El ministro de Comercio Exterior e Inversión Extranjera, Óscar Pérez-Oliva, informó que la apertura no se limitará a pequeños emprendimientos, sino que abarcará también proyectos de gran escala, particularmente en sectores como infraestructura, turismo y minería. La medida pretende generar un “entorno empresarial dinámico” y atraer capital en un contexto de severas restricciones financieras.
El anuncio ocurre en paralelo a contactos entre La Habana y Washington, en un escenario marcado por la política de presión de Estados Unidos y un bloqueo energético que ha agravado la situación interna. De acuerdo con reportes recientes, la isla enfrenta apagones generalizados derivados de la falta de combustible y el deterioro de su red eléctrica.
En este contexto, Pérez-Oliva subrayó que Cuba está abierta a mantener relaciones comerciales tanto con empresas estadounidenses como con la comunidad cubana en el exterior, lo que representa un cambio significativo respecto a posturas previas hacia la diáspora.
La crisis energética se ha convertido en uno de los principales desafíos para el gobierno cubano.

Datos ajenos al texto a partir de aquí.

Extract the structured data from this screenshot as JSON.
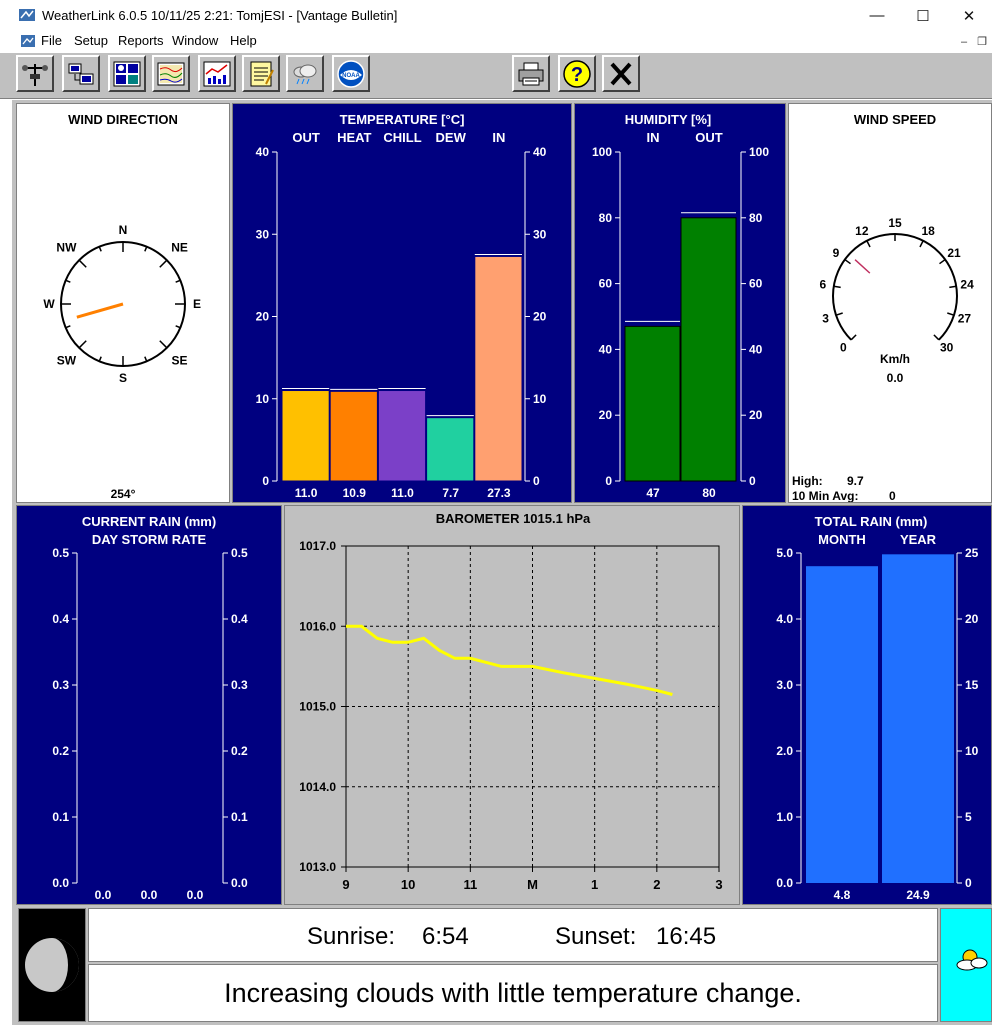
{
  "window": {
    "title": "WeatherLink 6.0.5  10/11/25   2:21: TomjESI - [Vantage Bulletin]",
    "minimize_glyph": "—",
    "maximize_glyph": "☐",
    "close_glyph": "✕"
  },
  "menu": {
    "items": [
      "File",
      "Setup",
      "Reports",
      "Window",
      "Help"
    ],
    "mdi_minimize": "–",
    "mdi_restore": "❐"
  },
  "toolbar": {
    "icons": [
      "station-icon",
      "download-icon",
      "bulletin-icon",
      "strip-chart-icon",
      "plot-icon",
      "notes-icon",
      "weather-clouds-icon",
      "noaa-icon",
      "print-icon",
      "help-icon",
      "exit-icon"
    ],
    "help_glyph": "?",
    "noaa_text": "NOAA"
  },
  "wind_direction": {
    "title": "WIND DIRECTION",
    "compass": [
      "N",
      "NE",
      "E",
      "SE",
      "S",
      "SW",
      "W",
      "NW"
    ],
    "degrees": 254,
    "value_label": "254°"
  },
  "temperature": {
    "title": "TEMPERATURE  [°C]",
    "categories": [
      "OUT",
      "HEAT",
      "CHILL",
      "DEW",
      "IN"
    ],
    "values": [
      11.0,
      10.9,
      11.0,
      7.7,
      27.3
    ],
    "value_labels": [
      "11.0",
      "10.9",
      "11.0",
      "7.7",
      "27.3"
    ],
    "colors": [
      "#ffc000",
      "#ff8000",
      "#7b40c8",
      "#20d0a0",
      "#ffa070"
    ],
    "ylim": [
      0,
      40
    ],
    "ticks": [
      "0",
      "10",
      "20",
      "30",
      "40"
    ]
  },
  "humidity": {
    "title": "HUMIDITY  [%]",
    "categories": [
      "IN",
      "OUT"
    ],
    "values": [
      47,
      80
    ],
    "value_labels": [
      "47",
      "80"
    ],
    "ylim": [
      0,
      100
    ],
    "ticks": [
      "0",
      "20",
      "40",
      "60",
      "80",
      "100"
    ]
  },
  "wind_speed": {
    "title": "WIND SPEED",
    "scale": [
      "0",
      "3",
      "6",
      "9",
      "12",
      "15",
      "18",
      "21",
      "24",
      "27",
      "30"
    ],
    "unit": "Km/h",
    "value": 0.0,
    "value_label": "0.0",
    "high_label": "High:",
    "high_value": "9.7",
    "high": 9.7,
    "avg_label": "10 Min Avg:",
    "avg_value": "0"
  },
  "current_rain": {
    "title": "CURRENT RAIN  (mm)",
    "subtitle": "DAY  STORM RATE",
    "ticks": [
      "0.0",
      "0.1",
      "0.2",
      "0.3",
      "0.4",
      "0.5"
    ],
    "values": [
      0.0,
      0.0,
      0.0
    ],
    "value_labels": [
      "0.0",
      "0.0",
      "0.0"
    ],
    "ylim": [
      0,
      0.5
    ]
  },
  "barometer": {
    "title": "BAROMETER 1015.1 hPa",
    "ticks": [
      "1013.0",
      "1014.0",
      "1015.0",
      "1016.0",
      "1017.0"
    ],
    "xticks": [
      "9",
      "10",
      "11",
      "M",
      "1",
      "2",
      "3"
    ]
  },
  "chart_data": {
    "type": "line",
    "title": "BAROMETER 1015.1 hPa",
    "ylim": [
      1013.0,
      1017.0
    ],
    "x_categories": [
      "9",
      "10",
      "11",
      "M",
      "1",
      "2",
      "3"
    ],
    "grid": true,
    "series": [
      {
        "x": [
          9.0,
          9.25,
          9.5,
          9.75,
          10.0,
          10.25,
          10.5,
          10.75,
          11.0,
          11.5,
          12.0,
          12.5,
          13.0,
          13.5,
          14.0,
          14.25
        ],
        "y": [
          1016.0,
          1016.0,
          1015.85,
          1015.8,
          1015.8,
          1015.85,
          1015.7,
          1015.6,
          1015.6,
          1015.5,
          1015.5,
          1015.42,
          1015.35,
          1015.28,
          1015.2,
          1015.15
        ],
        "color": "#ffff00"
      }
    ]
  },
  "total_rain": {
    "title": "TOTAL RAIN  (mm)",
    "categories": [
      "MONTH",
      "YEAR"
    ],
    "values": [
      4.8,
      24.9
    ],
    "value_labels": [
      "4.8",
      "24.9"
    ],
    "left_ticks": [
      "0.0",
      "1.0",
      "2.0",
      "3.0",
      "4.0",
      "5.0"
    ],
    "right_ticks": [
      "0",
      "5",
      "10",
      "15",
      "20",
      "25"
    ],
    "left_max": 5.0,
    "right_max": 25
  },
  "forecast": {
    "sunrise_label": "Sunrise:",
    "sunrise": "6:54",
    "sunset_label": "Sunset:",
    "sunset": "16:45",
    "text": "Increasing clouds with little temperature change.",
    "forecast_icon": "partly-cloudy-icon",
    "moon_icon": "moon-phase-icon"
  }
}
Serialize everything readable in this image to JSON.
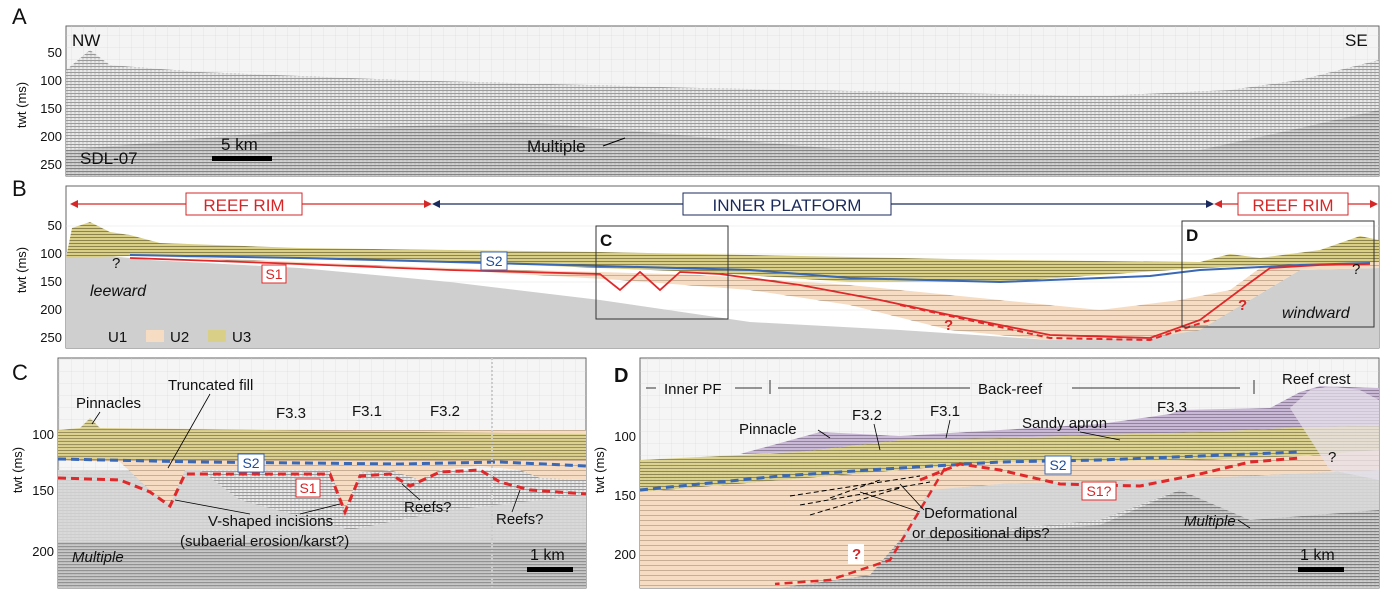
{
  "panelA": {
    "letter": "A",
    "ylabel": "twt (ms)",
    "ticks": [
      "50",
      "100",
      "150",
      "200",
      "250"
    ],
    "nw": "NW",
    "se": "SE",
    "line": "SDL-07",
    "scale": "5 km",
    "multiple": "Multiple"
  },
  "panelB": {
    "letter": "B",
    "ylabel": "twt (ms)",
    "ticks": [
      "50",
      "100",
      "150",
      "200",
      "250"
    ],
    "reef_rim_left": "REEF RIM",
    "inner_platform": "INNER PLATFORM",
    "reef_rim_right": "REEF RIM",
    "box_c": "C",
    "box_d": "D",
    "s1": "S1",
    "s2": "S2",
    "q1": "?",
    "q2": "?",
    "q3": "?",
    "q4": "?",
    "leeward": "leeward",
    "windward": "windward",
    "legend": [
      {
        "label": "U1",
        "color": "#cfcfcf"
      },
      {
        "label": "U2",
        "color": "#f6dcc2"
      },
      {
        "label": "U3",
        "color": "#d9cf86"
      }
    ]
  },
  "panelC": {
    "letter": "C",
    "ylabel": "twt (ms)",
    "ticks": [
      "100",
      "150",
      "200"
    ],
    "pinnacles": "Pinnacles",
    "truncated_fill": "Truncated fill",
    "f33": "F3.3",
    "f31": "F3.1",
    "f32": "F3.2",
    "s2": "S2",
    "s1": "S1",
    "vshaped1": "V-shaped incisions",
    "vshaped2": "(subaerial erosion/karst?)",
    "reefs1": "Reefs?",
    "reefs2": "Reefs?",
    "multiple": "Multiple",
    "scale": "1 km"
  },
  "panelD": {
    "letter": "D",
    "ylabel": "twt (ms)",
    "ticks": [
      "100",
      "150",
      "200"
    ],
    "inner_pf": "Inner PF",
    "back_reef": "Back-reef",
    "reef_crest": "Reef crest",
    "pinnacle": "Pinnacle",
    "f32": "F3.2",
    "f31": "F3.1",
    "sandy_apron": "Sandy apron",
    "f33": "F3.3",
    "s2": "S2",
    "s1": "S1?",
    "q1": "?",
    "q2": "?",
    "deform1": "Deformational",
    "deform2": "or depositional dips?",
    "multiple": "Multiple",
    "scale": "1 km"
  },
  "colors": {
    "u1": "#cfcfcf",
    "u2": "#f6dcc2",
    "u3": "#d9cf86",
    "u3_purple": "#c9b8d6",
    "s1": "#e0282a",
    "s2": "#3a68b5",
    "reef_rim": "#d62728",
    "inner_platform": "#1b2a5c"
  }
}
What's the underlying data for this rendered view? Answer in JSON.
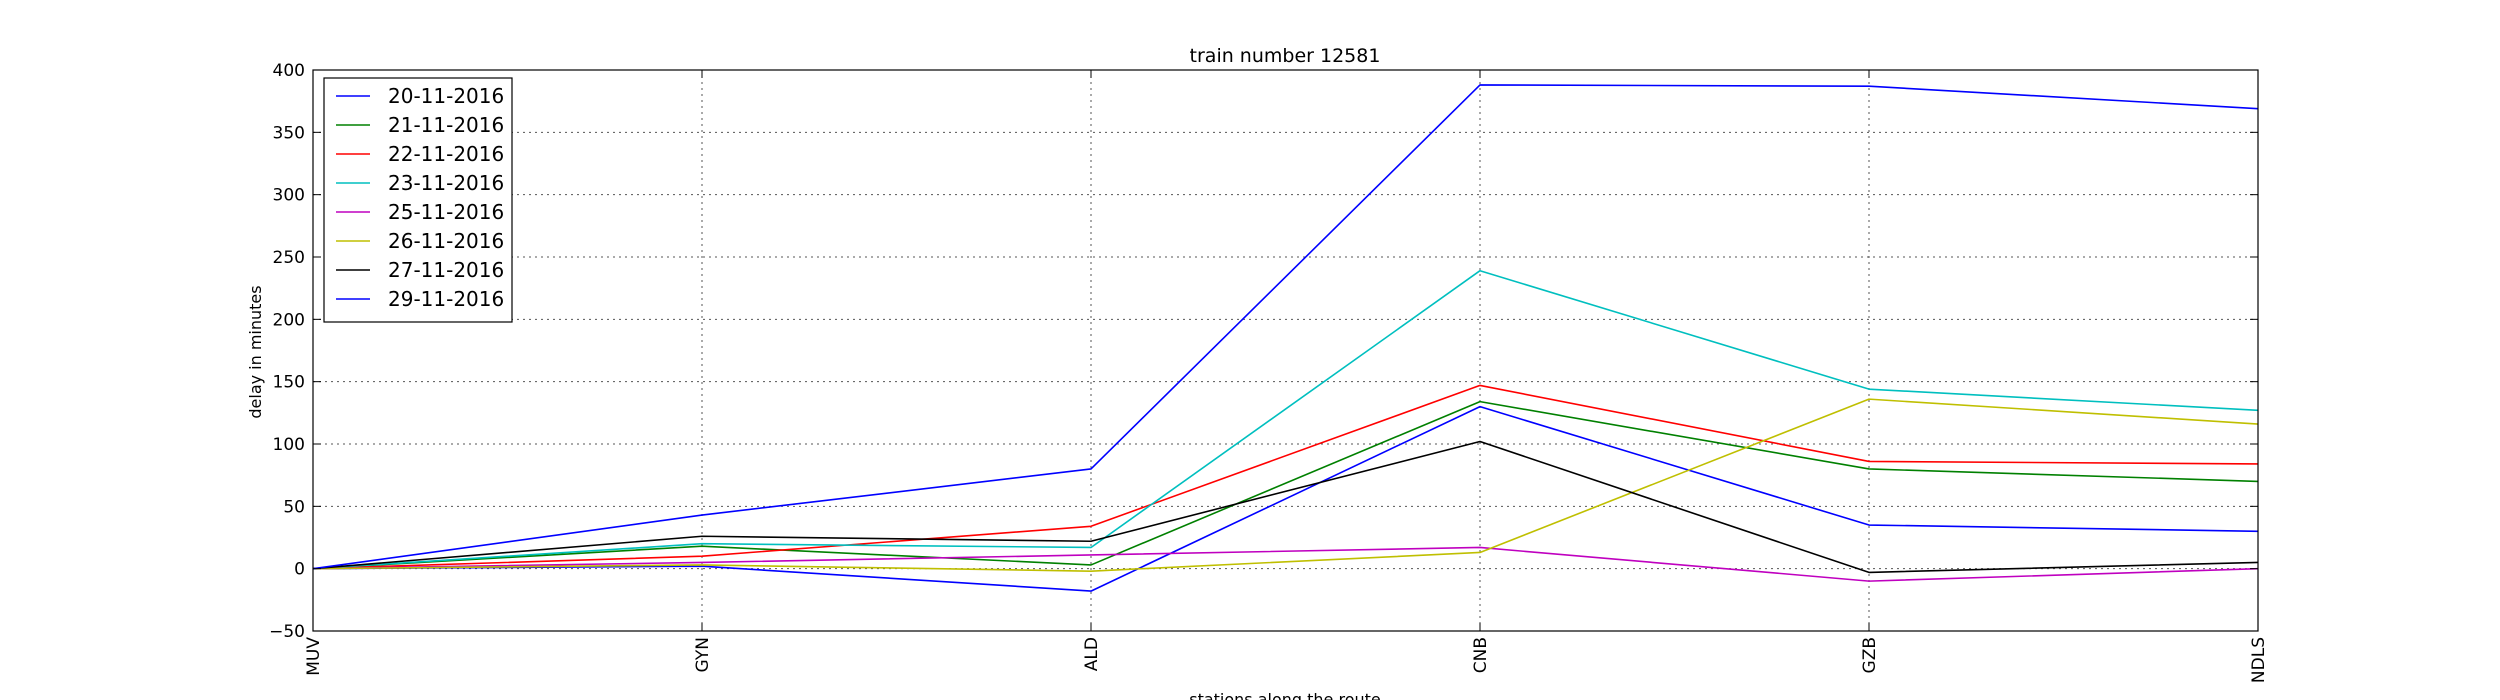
{
  "chart_data": {
    "type": "line",
    "title": "train number 12581",
    "xlabel": "stations along the route",
    "ylabel": "delay in minutes",
    "categories": [
      "MUV",
      "GYN",
      "ALD",
      "CNB",
      "GZB",
      "NDLS"
    ],
    "ylim": [
      -50,
      400
    ],
    "yticks": [
      -50,
      0,
      50,
      100,
      150,
      200,
      250,
      300,
      350,
      400
    ],
    "grid": true,
    "legend_position": "top-left",
    "series": [
      {
        "name": "20-11-2016",
        "color": "#0000ff",
        "values": [
          0,
          2,
          -18,
          130,
          35,
          30
        ]
      },
      {
        "name": "21-11-2016",
        "color": "#008000",
        "values": [
          0,
          18,
          3,
          134,
          80,
          70
        ]
      },
      {
        "name": "22-11-2016",
        "color": "#ff0000",
        "values": [
          0,
          10,
          34,
          147,
          86,
          84
        ]
      },
      {
        "name": "23-11-2016",
        "color": "#00bfbf",
        "values": [
          0,
          20,
          17,
          239,
          144,
          127
        ]
      },
      {
        "name": "25-11-2016",
        "color": "#bf00bf",
        "values": [
          0,
          5,
          11,
          17,
          -10,
          0
        ]
      },
      {
        "name": "26-11-2016",
        "color": "#bfbf00",
        "values": [
          0,
          3,
          -2,
          13,
          136,
          116
        ]
      },
      {
        "name": "27-11-2016",
        "color": "#000000",
        "values": [
          0,
          26,
          22,
          102,
          -3,
          5
        ]
      },
      {
        "name": "29-11-2016",
        "color": "#0000ff",
        "values": [
          0,
          43,
          80,
          388,
          387,
          369
        ]
      }
    ]
  }
}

En los últimos meses, el país ha registrado apagones a gran escala, incluyendo fallas totales del sistema eléctrico nacional, atribuibles a la escasez de combustible, infraestructura obsoleta y limitaciones financieras. Esta situación ha impactado directamente en la vida cotidiana, con afectaciones en servicios básicos y pérdida de alimentos.
El presidente Miguel Díaz-Canel confirmó recientemente que su administración mantiene conversaciones con Estados Unidos, mientras que el mandatario Donald Trump aseguró que un eventual acuerdo podría concretarse en el corto plazo, en medio de tensiones geopolíticas y presiones económicas.
Analistas consideran que la apertura a la inversión de emigrados podría estar más orientada a facilitar negociaciones internacionales que a promover directamente su participación económica. En ese sentido, el economista Pedro Monreal señaló que la medida sugiere un intento por allanar el camino hacia inversiones externas más amplias.
No obstante, la iniciativa ha generado reacciones divididas, particularmente en comunidades de exiliados en Miami, donde persiste el escepticismo hacia las políticas del gobierno cubano.
Mientras tanto, la crisis eléctrica continúa. Autoridades energéticas reportaron la reciente desconexión total del sistema, uno de los apagones más severos en meses, con restablecimiento parcial y limitado del servicio, priorizando hospitales y comunicaciones.